No entendimento de magistrados da Corte, a ação deveria ficar com Lewandowski. Ele já tinha sido sorteado anteriormente para julgar o pedido do general e ex-ministro da Saúde Eduardo Pazuello, que queria ter o direito de ficar em silêncio na CPI.
Mas o caso dos governadores acabou sorteado e caiu com a ministra Rosa Weber.
A partir daí, novos pedidos, como o do governador do Amazonas, Wilson Lima (PSC), foram encaminhados à magistrada. Na quarta (9), ela decidiu que ele não precisaria comparecer à comissão.
Fux fez o mesmo com o pedido da secretária de Gestão do Trabalho e da Educação na Saúde, Mayra Pinheiro, a capitã cloroquina. O pedido de habeas corpus feito por ela para ficar em silêncio na CPI foi enviado para sorteio pelo presidente do STF e caiu com o ministro Gilmar Mendes.
Mendes, no entanto, levou em consideração que Lewandowski era prevento para analisar o tema e devolveu o processo.
A peça foi reencaminhada para Lewandowski.
A prevenção é uma regra do tribunal para evitar conflito de jurisdição e decisões dissonantes dos ministros sobre um mesmo tema.
OUTRO LADO
Em nota, o presidente do STF negou que tenha interceptado petição direcionada ao ministro Marco Aurélio.
Segundo disse, as petições protocoladas eletronicamente são direcionadas aos relatores dos processos -no caso de Lula, ao ministro Edson Fachin.
Por isso ela não teria tramitado na Presidência.
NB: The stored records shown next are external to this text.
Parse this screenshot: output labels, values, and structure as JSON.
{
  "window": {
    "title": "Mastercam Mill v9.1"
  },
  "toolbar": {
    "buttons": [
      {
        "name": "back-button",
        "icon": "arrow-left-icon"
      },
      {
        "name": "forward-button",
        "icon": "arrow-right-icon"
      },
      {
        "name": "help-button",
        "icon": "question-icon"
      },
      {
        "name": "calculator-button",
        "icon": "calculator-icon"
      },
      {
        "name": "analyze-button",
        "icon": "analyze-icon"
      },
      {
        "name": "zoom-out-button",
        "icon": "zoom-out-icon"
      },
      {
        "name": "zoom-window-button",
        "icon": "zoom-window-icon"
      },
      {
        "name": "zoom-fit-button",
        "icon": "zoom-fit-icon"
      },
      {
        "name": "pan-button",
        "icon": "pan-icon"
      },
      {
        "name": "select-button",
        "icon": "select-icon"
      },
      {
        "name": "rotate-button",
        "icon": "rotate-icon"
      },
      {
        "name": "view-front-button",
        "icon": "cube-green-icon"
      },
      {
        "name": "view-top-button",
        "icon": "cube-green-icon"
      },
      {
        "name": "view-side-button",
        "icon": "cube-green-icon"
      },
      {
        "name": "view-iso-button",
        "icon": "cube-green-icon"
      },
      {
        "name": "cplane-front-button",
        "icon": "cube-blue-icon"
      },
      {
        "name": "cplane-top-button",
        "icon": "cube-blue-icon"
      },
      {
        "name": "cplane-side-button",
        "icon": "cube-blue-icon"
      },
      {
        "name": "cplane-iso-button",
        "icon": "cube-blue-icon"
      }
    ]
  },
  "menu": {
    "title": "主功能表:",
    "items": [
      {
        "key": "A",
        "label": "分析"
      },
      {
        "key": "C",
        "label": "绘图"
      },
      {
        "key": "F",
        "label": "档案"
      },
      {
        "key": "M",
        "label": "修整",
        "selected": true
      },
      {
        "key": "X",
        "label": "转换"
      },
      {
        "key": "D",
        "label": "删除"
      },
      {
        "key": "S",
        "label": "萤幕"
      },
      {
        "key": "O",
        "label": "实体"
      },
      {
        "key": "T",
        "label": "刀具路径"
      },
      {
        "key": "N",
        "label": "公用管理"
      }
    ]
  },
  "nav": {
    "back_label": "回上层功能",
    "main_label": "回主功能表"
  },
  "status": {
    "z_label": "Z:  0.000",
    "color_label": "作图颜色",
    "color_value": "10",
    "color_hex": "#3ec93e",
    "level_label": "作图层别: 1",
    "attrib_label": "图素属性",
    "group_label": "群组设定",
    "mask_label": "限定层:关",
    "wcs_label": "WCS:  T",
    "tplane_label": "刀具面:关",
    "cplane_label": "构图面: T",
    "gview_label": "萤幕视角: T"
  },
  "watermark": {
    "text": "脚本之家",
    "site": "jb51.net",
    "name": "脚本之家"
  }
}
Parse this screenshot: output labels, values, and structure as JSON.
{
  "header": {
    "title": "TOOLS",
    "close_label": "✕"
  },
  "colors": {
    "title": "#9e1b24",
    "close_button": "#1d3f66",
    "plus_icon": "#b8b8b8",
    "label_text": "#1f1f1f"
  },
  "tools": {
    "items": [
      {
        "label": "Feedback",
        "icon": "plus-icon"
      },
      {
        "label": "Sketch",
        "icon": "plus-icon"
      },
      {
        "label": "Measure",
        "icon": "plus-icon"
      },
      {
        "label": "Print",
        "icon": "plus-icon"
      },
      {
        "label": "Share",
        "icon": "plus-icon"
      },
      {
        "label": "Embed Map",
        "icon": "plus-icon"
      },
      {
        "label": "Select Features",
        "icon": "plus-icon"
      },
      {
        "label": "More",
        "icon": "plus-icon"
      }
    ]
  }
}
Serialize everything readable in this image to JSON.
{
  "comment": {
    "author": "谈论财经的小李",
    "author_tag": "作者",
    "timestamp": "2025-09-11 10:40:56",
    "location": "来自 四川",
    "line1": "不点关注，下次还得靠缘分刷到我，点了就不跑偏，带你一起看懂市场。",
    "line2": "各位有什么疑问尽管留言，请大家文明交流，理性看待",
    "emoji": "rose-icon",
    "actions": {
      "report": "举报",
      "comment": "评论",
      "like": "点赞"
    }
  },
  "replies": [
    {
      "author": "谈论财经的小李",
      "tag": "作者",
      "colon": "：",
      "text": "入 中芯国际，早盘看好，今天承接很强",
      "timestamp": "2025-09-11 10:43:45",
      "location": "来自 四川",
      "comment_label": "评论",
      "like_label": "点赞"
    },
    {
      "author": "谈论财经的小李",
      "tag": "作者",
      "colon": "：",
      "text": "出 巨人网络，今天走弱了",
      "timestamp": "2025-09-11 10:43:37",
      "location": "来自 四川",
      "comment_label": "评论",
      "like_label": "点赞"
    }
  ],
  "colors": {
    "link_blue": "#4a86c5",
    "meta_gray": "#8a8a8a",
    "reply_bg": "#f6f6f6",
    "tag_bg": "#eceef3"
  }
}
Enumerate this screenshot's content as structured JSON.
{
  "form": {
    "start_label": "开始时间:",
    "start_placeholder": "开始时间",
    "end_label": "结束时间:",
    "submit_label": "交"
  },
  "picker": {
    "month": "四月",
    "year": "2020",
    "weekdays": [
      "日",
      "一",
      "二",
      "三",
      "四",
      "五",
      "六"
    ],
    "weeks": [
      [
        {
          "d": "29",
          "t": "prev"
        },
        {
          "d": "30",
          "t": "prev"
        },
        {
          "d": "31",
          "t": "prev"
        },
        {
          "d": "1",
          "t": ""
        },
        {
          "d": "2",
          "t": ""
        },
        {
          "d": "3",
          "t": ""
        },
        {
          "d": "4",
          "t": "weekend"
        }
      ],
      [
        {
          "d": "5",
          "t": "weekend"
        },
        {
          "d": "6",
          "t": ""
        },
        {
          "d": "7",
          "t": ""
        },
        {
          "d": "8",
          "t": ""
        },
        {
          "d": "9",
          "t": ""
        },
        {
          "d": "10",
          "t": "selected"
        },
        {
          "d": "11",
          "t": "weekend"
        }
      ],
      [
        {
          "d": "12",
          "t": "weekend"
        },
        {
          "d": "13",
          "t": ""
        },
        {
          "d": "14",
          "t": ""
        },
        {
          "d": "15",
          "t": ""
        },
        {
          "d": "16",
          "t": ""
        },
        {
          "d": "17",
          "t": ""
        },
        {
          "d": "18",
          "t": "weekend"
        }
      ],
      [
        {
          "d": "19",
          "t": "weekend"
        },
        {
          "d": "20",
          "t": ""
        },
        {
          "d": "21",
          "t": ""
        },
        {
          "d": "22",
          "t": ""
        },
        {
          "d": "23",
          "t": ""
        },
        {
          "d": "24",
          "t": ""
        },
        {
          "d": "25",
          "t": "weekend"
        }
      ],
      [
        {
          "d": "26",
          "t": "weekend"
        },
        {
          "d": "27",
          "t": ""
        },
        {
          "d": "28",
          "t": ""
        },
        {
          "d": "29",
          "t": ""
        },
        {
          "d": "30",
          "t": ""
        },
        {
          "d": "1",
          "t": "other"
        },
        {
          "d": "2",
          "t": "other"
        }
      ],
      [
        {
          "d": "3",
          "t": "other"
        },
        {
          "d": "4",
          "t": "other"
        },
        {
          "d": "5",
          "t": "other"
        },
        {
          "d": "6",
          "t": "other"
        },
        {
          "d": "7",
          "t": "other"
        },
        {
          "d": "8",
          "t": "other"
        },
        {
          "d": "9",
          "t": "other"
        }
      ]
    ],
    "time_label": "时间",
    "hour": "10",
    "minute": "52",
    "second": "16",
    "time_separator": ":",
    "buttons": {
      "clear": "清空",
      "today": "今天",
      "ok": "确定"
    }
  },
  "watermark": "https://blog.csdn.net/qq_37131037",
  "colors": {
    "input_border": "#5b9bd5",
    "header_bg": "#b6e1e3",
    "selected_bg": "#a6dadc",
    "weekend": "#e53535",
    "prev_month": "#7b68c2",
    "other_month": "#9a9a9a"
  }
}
Ele diz que conversou com o colega e que tudo “foi esclarecido”.
Sobre os processos de Ricardo Lewandowski, ele afirma que “não existe prevenção para a pandemia” e que “segue as regras de distribuição ou eventual prevenção com base em critérios técnicos, legais e regimentais, sem dar preferências ou privilégios a qualquer parte de processos”.